Why did Tunisia succeed in reaching a compromise that led to democratic development, while other countries in the region have failed?
The answer does not lie in the large numbers of activists and demonstrators. There were also massive crowds protesting against the regimes in countries such as Egypt and Yemen. Nor is the answer an absence of Islamists. Islamist parties dominated in all the Arab countries.
Following the award of the Peace Prize, politicians and commentators have emphasized that the award shows the importance of “dialogue” and “compromise” in the building of strong democracies. But dialogue alone is insufficient. In Tunisia’s neighbour Egypt there were several attempts at national dialogue. The parties engaged in discussions, but never reached agreement.
An important reason for Tunisia’s success with national dialogue was that the organizations in charge had true popular legitimacy. The Tunisian people do not trust their politicians, but they trusted the trade union federation and the human rights campaigners and lawyers who engaged themselves in the struggle against tyranny. As the Nobel Committee itself writes, the Quartet is successful because, among other things, “the Quartet exercised its role as a mediator and driving force to advance peaceful democratic development in Tunisia with great moral authority”.

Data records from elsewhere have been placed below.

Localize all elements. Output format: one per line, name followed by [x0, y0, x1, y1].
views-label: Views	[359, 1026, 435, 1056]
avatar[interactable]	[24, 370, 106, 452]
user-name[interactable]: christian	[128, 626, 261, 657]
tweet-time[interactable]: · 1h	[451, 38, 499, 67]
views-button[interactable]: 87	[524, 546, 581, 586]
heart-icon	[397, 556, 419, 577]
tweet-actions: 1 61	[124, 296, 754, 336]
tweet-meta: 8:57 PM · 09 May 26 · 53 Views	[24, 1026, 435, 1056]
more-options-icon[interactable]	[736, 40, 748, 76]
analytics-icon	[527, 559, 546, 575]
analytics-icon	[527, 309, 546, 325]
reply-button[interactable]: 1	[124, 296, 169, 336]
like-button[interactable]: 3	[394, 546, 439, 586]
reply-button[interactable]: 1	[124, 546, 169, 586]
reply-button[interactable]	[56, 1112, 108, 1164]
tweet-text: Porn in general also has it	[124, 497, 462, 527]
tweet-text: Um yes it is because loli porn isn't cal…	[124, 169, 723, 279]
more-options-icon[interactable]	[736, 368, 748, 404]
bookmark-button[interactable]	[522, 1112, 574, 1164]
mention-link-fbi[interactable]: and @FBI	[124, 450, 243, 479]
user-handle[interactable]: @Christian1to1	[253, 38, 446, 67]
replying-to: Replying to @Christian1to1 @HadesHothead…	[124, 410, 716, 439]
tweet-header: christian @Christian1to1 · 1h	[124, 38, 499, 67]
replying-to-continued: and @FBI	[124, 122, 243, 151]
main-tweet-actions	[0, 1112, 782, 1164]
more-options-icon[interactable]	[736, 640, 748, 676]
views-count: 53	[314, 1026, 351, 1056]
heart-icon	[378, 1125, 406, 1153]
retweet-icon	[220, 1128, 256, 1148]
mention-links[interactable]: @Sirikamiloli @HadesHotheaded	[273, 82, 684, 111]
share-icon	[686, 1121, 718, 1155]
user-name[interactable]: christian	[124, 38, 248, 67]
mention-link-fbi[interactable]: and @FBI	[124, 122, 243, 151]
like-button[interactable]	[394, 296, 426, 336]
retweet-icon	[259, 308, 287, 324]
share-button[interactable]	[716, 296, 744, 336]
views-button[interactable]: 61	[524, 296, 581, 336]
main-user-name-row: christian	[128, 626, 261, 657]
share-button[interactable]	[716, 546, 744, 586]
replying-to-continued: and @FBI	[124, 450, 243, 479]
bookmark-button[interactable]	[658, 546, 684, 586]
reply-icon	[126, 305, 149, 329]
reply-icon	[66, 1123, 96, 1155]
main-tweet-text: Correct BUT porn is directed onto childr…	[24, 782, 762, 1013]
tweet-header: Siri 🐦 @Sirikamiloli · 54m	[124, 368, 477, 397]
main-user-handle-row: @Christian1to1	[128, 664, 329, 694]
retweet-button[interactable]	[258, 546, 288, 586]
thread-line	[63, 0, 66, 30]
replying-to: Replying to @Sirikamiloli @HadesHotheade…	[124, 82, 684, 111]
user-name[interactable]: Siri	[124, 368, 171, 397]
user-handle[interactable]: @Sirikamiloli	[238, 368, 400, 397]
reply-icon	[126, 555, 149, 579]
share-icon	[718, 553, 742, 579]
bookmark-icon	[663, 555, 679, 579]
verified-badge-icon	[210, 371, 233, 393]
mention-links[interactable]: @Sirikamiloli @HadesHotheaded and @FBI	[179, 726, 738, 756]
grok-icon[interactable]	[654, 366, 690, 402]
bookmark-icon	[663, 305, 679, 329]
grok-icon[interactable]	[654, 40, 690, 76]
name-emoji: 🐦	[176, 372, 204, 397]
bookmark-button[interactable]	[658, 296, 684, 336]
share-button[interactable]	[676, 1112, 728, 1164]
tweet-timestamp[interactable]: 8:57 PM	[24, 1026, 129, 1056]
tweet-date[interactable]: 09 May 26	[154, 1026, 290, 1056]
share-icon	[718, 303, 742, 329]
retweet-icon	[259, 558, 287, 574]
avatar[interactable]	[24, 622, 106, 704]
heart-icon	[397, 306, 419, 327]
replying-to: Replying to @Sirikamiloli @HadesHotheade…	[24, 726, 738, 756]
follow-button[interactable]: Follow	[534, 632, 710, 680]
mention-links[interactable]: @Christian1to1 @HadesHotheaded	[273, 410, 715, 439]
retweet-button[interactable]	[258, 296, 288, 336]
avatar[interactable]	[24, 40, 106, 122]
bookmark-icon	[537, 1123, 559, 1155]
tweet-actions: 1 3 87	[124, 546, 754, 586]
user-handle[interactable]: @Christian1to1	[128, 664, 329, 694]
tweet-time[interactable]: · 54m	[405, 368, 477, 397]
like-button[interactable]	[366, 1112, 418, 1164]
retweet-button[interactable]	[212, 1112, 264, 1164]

This legitimacy, or “moral authority”, was not something that the Quartet acquired overnight. The Tunisian General Labour Union (UGTT, Union Générale Tunisienne du Travail), which was the strongest participant in the Quartet with over half a million members, was founded in 1946 and played a central role in the struggle for independence from French colonial rule. In the decades following independence, the UGTT consolidated its position and today is considered the strongest and most representative organization in Tunisian civil society.
No equivalent organization existed in Egypt. Civil society there included a number of small NGOs without widespread popular support. The national trade union federation was an extension of the Mubarak regime and had no legitimacy. There were new, independent trade unions, but they had not had sufficient time to establish national significance. In other words, there were no strong organizations that had the trust of the Egyptian people. There was no one in a position to pressure the political parties to a compromise. The only organization that enjoyed the trust of the Egyptian people was the military, and it was the military that seized power in 2013.
The courses of events in Tunisia and Eqypt show that trade unions can have potential importance for democracy. Trade unions are often accused of being concerned only with “their own” interests, and for creating divisions rather than acting as unifying forces in times of transition. But the Tunisian example shows that trade unions have a key role to play in conflict resolution and democratic development. We know this from our experience in Norway, where a strong trade union movement has played an important role in the struggle for an inclusive democracy. Now the Arab Spring is teaching us the same lesson.
Accordingly it is important that this award of the Peace Prize is not interpreted primarily as supporting more “dialogue”. Unless there are organizations with popular legitimacy, dialogue is often a stillborn enterprise. The Peace Prize should instead be used as a lever to increase support for the establishment of strong civil societies and strong trade union movements as essential links for preventing conflict and building strong democracies worldwide.